Google Analytics Raw Data connector limitations
Preview
The Google Analytics Raw Data connector is in Public Preview.
This article lists limitations and considerations for connecting to and ingesting raw, event-level data from Google Analytics 4 (GA4) using Lakeflow Connect and Google BigQuery.
- When a source table is deleted, the destination table is not automatically deleted. You must delete the destination table manually. This behavior is not consistent with DLT behavior.
- During source maintenance periods, Databricks might not be able to access your data.
- If a source table name conflicts with an existing destination table name, the pipeline update fails.
- Multi-destination pipeline support is API-only.
- You can optionally rename a table that you ingest. If you rename a table in your pipeline, it becomes an API-only pipeline, and you can no longer edit the pipeline in the UI.
- Column-level selection and deselection are API-only.
- If you select a column after a pipeline has already started, the connector does not automatically backfill data for the new column. To ingest historical data, manually run a full refresh on the table.
- Updates and deletes in GA4 are not ingested.
- The connector only supports one GA4 property per pipeline.

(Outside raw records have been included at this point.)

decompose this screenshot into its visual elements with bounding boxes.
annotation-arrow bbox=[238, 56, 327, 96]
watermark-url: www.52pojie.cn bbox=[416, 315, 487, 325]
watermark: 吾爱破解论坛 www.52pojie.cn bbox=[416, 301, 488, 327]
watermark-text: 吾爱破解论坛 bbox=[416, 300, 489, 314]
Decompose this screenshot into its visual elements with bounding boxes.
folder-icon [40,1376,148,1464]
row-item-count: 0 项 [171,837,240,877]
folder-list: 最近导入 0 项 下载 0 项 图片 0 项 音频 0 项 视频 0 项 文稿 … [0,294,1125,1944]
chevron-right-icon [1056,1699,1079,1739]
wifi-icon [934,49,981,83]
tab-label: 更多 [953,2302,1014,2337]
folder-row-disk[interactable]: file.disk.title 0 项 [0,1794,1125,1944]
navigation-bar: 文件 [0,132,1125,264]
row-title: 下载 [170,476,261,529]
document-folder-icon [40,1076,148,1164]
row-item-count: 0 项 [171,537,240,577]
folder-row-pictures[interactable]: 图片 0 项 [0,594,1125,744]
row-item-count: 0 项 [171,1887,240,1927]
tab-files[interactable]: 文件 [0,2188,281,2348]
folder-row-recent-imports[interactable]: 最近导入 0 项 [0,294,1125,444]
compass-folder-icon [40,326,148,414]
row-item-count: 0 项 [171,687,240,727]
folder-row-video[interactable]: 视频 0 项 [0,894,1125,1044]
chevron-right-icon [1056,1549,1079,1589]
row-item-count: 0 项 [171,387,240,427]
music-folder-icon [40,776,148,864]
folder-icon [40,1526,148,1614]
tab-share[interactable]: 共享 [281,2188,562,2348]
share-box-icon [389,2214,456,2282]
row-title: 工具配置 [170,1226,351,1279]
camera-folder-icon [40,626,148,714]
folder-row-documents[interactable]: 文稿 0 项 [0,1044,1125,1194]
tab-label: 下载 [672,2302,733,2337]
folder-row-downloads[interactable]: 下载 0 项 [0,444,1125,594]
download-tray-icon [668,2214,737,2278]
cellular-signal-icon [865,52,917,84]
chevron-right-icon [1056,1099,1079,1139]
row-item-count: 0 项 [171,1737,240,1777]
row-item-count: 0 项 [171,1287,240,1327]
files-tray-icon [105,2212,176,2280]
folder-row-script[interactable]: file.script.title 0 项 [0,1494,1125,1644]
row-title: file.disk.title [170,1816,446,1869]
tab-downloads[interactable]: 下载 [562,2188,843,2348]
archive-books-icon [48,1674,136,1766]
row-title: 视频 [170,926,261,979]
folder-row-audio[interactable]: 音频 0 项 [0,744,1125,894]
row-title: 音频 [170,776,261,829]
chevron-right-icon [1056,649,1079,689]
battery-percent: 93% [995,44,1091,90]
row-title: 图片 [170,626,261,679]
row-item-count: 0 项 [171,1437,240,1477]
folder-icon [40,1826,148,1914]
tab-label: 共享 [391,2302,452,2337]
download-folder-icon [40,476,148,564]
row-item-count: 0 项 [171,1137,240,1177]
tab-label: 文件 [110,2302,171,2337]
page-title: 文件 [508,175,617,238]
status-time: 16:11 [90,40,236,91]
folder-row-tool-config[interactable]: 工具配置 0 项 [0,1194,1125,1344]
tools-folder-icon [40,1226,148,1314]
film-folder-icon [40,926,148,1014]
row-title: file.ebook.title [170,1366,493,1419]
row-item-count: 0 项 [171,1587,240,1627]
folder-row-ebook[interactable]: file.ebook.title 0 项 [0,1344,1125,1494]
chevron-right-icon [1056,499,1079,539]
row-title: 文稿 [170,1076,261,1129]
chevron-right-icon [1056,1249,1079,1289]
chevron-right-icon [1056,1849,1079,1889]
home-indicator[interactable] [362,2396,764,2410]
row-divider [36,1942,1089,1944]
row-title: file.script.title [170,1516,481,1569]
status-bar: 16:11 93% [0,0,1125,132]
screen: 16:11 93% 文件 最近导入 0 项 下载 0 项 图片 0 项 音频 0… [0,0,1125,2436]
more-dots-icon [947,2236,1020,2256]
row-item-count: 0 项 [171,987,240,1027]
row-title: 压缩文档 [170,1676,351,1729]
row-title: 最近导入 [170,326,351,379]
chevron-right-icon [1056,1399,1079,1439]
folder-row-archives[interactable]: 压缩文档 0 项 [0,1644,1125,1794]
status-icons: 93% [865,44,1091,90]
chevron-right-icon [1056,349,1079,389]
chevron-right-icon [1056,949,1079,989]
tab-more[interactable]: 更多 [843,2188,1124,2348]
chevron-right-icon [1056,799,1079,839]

- Ingestion from Universal Analytics (UA) is not supported.
- The connector only supports authentication using a GCP service account.
- The connector can’t reliably ingest BigQuery date-partitioned tables that are larger than 50 GB.
- The connector only ingests raw data that you export from GA4 to BigQuery, and it inherits GA4 limits on the amount of historical data that you can export to BigQuery.
- The initial load fetches the data for all dates that are present in your GA4/BigQuery project.
- Databricks can't guarantee retention of
events_intraday
data for a given day after the data is available in the events table. This is because theevents_intraday
table is only intended for interim use until theevents
table is ready for that day. - The connector assumes that each row is unique. Databricks can't guarantee correct behavior if there are unexpected duplicates.